Translation of the article:
Group searches for traces of the Brontë sisters
First Belgian branch of the Brontë Society
BRUSSELS – People who meet to discuss the works of the Brontë sisters: this is the latest craze blown across the Channel from Britain to Brussels. Helen MacEwan is leading the first Belgian branch of the Brontë society.
Brussels is once again displaying her international character with the formation of this branch of the Brontë Society. "In Britain, the fascination for the Brontë sisters is a national sport," says Helen MacEwan. "People are constantly doing research about the tragic lives of the Brontë family. And there is a continuous stream of TV and film adaptations of one or other of the Brontë novels."
MacEwan has founded the first Belgian branch of the Brontë Society in Brussels, where she works as a translator. It is hardly a coincidence that a branch has been set up in Brussels. Charlotte Brontë lived there in 1842 and 1843. She came here to study French and fell in love with her teacher. Her novel Villette tells the story.
During its first event, the Brussels Brontë Group organized a walk visiting several sites which were portrayed in Charlotte’s book, guided by British-born Derek Blyth.
Derek Blyth explains the worldwide fascination for the seven novels by the three Brontë sisters. "They are very personal works, with a psychological depth which somehow manages to reach every age group. My 16-year-old daughter is currently reading Jane Eyre. There aren’t that many 160-year-old books that teenagers of today still read."
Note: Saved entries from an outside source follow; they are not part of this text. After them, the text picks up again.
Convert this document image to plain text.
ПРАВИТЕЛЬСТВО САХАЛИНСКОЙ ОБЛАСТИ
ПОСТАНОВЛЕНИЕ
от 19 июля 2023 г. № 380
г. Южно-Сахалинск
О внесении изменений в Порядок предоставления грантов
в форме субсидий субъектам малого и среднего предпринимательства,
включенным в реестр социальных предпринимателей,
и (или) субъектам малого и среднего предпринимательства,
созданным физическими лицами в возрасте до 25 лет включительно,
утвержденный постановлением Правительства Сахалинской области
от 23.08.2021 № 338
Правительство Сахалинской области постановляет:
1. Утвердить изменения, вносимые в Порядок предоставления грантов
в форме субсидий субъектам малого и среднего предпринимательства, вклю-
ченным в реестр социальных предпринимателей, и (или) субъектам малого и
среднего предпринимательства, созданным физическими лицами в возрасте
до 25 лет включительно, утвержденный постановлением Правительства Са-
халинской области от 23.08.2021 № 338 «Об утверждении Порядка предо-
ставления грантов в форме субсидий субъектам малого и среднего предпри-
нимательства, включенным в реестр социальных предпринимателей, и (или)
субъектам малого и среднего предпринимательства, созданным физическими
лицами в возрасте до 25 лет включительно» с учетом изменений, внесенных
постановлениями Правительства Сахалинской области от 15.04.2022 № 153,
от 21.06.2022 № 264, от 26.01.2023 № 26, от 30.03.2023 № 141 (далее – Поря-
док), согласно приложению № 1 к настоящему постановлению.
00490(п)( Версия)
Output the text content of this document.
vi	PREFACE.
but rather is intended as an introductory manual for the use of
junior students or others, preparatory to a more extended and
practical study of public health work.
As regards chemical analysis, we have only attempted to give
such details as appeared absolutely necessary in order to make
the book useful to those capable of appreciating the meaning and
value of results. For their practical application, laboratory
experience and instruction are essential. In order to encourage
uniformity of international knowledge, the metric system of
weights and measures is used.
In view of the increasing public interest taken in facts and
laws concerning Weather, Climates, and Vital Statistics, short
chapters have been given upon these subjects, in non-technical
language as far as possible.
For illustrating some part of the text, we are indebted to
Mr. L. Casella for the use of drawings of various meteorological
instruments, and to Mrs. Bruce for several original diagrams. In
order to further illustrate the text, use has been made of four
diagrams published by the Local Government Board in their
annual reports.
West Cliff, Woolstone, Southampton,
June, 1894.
The Brussels Brontë Group isn’t a collection of purists. You don’t have to pass an exam to join. Knowing the names of the three sisters is enough. And you should enjoy reading of course. With the expansion of the Group, it has set up a Reading Group, focusing particularly on romantic authors such as Austen.
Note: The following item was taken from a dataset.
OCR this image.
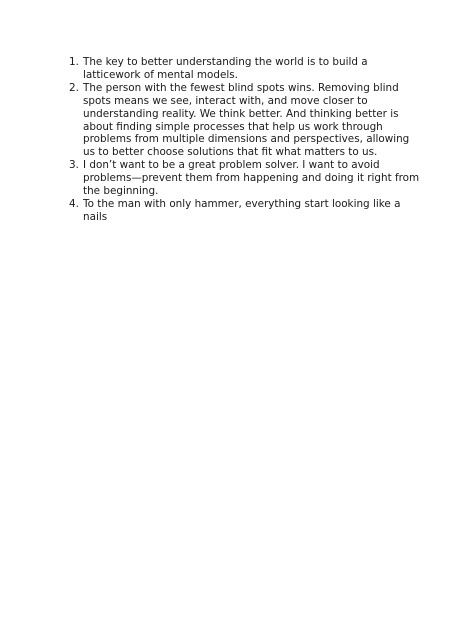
1. The key to better understanding the world is to build a latticework of mental models.
2. The person with the fewest blind spots wins. Removing blind spots means we see, interact with, and move closer to understanding reality. We think better. And thinking better is about finding simple processes that help us work through problems from multiple dimensions and perspectives, allowing us to better choose solutions that fit what matters to us.
3. I don’t want to be a great problem solver. I want to avoid problems—prevent them from happening and doing it right from the beginning.
4. To the man with only hammer, everything start looking like a nails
Charlotte Brontë stayed in the Pensionnat Heger in Brussels in and fell in love with her teacher Constantin Heger, who taught her French. When she returned to England, she remained obsessed with her professor and wrote him a series of letters.
But the professor did not answer her letters. In fact Monsieur Heger tore them up. But his wife rescued them from the wastepaper basket and sewed them back together. Paul Heger, Constantin’s son, donated four of these letters to the British Museum in 1913.
On Thursday 18 October, at 19.30, in the Le Cercle des Voyageurs / Travel Arts Café, Rue des Grands Carmes 18, 1000 Brussels, Derek Blyth will talk about these letters.